Un article sur le séjour de Michaël Jackson à Los Angeles divertit mon esprit lorsque le docteur Chopin frappe discrètement.

— Bonsoir, Madame, dit-il, poussant le vantail d'une allure presque nonchalante.

Je sursaute en l'entendant.

— Alors, comment s'est passée votre journée ? sourit-il en s'asseyant au bout du lit.

Du regard, je cherche mon bloc, il m'attend sur le chevet.

Longue.

— Voulez-vous qu'on vous branche la télé ? Cela vous occuperait.

Je hoche la tête en écrivant :

Oui, je veux bien. Mon examen ?

— J'allais y venir. L'intérieur de votre tête est très satisfaisant, rien de cassé ! prononce-t-il joyeusement.

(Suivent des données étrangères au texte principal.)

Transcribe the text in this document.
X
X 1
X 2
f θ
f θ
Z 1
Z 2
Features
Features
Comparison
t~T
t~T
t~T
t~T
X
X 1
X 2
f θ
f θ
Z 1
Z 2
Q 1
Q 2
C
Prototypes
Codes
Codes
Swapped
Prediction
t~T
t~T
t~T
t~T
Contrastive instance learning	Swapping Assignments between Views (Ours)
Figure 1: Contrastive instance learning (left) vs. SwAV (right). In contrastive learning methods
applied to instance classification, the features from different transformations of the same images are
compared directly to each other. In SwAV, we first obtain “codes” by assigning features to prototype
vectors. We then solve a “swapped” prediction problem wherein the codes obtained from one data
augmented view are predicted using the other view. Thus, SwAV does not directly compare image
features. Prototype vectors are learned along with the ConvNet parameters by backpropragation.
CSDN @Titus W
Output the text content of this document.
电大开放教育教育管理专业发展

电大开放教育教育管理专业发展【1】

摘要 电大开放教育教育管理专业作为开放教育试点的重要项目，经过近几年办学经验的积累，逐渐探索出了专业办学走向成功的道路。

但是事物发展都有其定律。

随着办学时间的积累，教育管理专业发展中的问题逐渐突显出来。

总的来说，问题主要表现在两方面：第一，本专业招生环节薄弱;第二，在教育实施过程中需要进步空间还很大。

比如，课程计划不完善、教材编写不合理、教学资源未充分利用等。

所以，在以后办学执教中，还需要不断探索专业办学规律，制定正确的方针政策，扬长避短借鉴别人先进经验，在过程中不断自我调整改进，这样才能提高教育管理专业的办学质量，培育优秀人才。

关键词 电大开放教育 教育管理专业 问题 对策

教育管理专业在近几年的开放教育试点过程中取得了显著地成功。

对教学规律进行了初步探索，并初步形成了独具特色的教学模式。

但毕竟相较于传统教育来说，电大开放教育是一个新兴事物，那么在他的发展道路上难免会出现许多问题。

Puis il fait une pause, tourné vers les arbres, il semble ne pas prêter attention à mon impatience.

Ma main sur son poignet le ramène au moment présent.

— Vous savez, la mécanique humaine est assez complexe. Outre des connexions défectueuses, et ce n'est pas votre cas, il arrive que des épisodes particuliers viennent déranger ce bel agencement sans laisser de traces visibles. C'est vraisemblablement ce qui se passe pour vous.

Le flou qui se dégage de sa phrase soulève mes sourcils.

C'est-à-dire ?

— Les symptômes que vous présentez sont ceux d'une amnésie rétrograde.

Face à mes yeux écarquillés, il me sourit et s'empresse d'ajouter :

— Ne vous alarmez pas de ces formules un peu bizarres. Je vais vous expliquer cela très simplement. Parfois, des événements entraînant un choc émotionnel viennent perturber le fonctionnement du cerveau.

Après quelques brèves secondes, il enchaîne :

— Vous m'avez parlé de vos cauchemars dans lesquels vous percevez des coups et des cris, je pense qu'il faut essayer d'en savoir plus.

C'est juste des divagations.

— Les cauchemars sont une sorte de soupape de décompression par rapport aux émotions difficiles à gérer. Si les événements stressants de la journée n'ont pas été évoqués clairement et dénoués, ils se manifestent par ce biais. Les cauchemars ont des fonctions régulatrices et cathartiques qui permettent de se débarrasser de l'excès de tension.

Mes yeux se sont baissés sur mes mains que je triture.

— Je comprends que vous redoutiez d'évoquer à nouveau ces épisodes angoissants, poursuit-il, laissant les mots en suspens.

Prenant conscience que je dois encore me plonger dans mes tourments pour les décrypter, je tourne et retourne le carnet, le stylo danse entre mes doigts.

— Je suis prêt à parier que votre période de dysfonctionnement ne se prolongera pas très longtemps.

Dans le couloir, le chariot des repas se fait entendre. Le médecin s'apprête à quitter la pièce.

Qu'est-ce qui vous fait penser cela ?

— Je pense qu'il en sera ainsi.

Ses doigts posés sur mon avant-bras, il affiche à nouveau son sourire aux vertus apaisantes.

C'est pas très scientifique comme réponse.

— Il faut savoir écouter, ressentir et adapter ce qu'on a appris. Reposez-vous, demain, la journée sera bien occupée.

Après trois pas, il se retourne :

— Ce soir, je vais à un concert de Cabrel. Vous aimez ?

Beaucoup. Textes et mélodies. Il sait allier la poésie à des messages très forts et très profonds.

— Ah ! ça, vous ne l'avez pas oublié, c'est très bon signe ! Alors, à demain, répond-il en tournant les talons.